The art is pretty slick & clean.  The line work is precise and almost ascetic, which suits the stark landscape.  Penick does a nice job with the spaceships and steel and cables and cavernous underground depots, and Moore’s coloring produces a delightful visual pop, particularly the outdoor/outer space scenes.  I like the circular close-up panels with the white & black border. 

And the script is really engaging.  It reminds me a lot of John Scalzi’s Old Man’s War books, which I totally dig.  Masters writes very full & natural dialogue, so where your (my) typical sci-fi adventures are bogged down by dull explanatory narrative, Masters conveys everything in swiftly flowing verbal exchanges.

And if you peel back the sci-fi, I think you’ll find some prescient points.
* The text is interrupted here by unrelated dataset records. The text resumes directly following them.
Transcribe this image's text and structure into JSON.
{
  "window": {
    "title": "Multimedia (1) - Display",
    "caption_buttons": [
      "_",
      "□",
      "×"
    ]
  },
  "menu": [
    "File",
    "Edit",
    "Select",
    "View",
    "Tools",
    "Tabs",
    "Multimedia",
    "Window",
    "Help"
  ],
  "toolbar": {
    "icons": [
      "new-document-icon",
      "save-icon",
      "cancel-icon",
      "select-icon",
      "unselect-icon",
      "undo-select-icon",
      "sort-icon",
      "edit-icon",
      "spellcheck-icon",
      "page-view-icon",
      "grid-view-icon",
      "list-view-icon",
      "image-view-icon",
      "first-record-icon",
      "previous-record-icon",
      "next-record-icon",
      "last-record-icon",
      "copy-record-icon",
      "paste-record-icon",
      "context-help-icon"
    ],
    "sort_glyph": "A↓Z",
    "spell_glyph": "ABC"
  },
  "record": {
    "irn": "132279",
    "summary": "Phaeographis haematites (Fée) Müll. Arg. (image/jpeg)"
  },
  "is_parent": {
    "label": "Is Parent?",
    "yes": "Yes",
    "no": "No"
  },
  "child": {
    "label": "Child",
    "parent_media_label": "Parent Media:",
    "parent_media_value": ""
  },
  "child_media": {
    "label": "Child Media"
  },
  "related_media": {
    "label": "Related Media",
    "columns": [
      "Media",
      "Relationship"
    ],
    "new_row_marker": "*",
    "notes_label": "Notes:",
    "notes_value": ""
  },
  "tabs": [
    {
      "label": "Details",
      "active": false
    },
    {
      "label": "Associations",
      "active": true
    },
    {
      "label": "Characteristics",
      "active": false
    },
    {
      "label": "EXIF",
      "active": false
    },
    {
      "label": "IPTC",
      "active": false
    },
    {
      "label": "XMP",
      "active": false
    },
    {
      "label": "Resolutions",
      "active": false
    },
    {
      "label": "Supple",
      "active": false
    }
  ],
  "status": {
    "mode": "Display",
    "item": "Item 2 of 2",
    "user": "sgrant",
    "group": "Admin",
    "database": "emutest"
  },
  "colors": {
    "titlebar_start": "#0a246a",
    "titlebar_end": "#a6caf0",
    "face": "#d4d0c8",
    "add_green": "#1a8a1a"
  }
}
Substitute the U.S. for Masters’ earth, and the rest of the world for Masters’ off-world, and you get the now.  The idea that wars are only wars to those fighting them echoes the disconnect between current military conflicts and the homelands that produce the soldiers who fight them.  Or maybe I’m just foolish and there is no disconnect.  Is there a disconnect?  I feel like there’s a disconnect.  Either way, Masters’ setup makes the AUTs immediately sympathetic and the humans not so much.

1 comment:

  1. I edited this on 3/11 to add some bits about the art, which I shamefully neglected in the original post.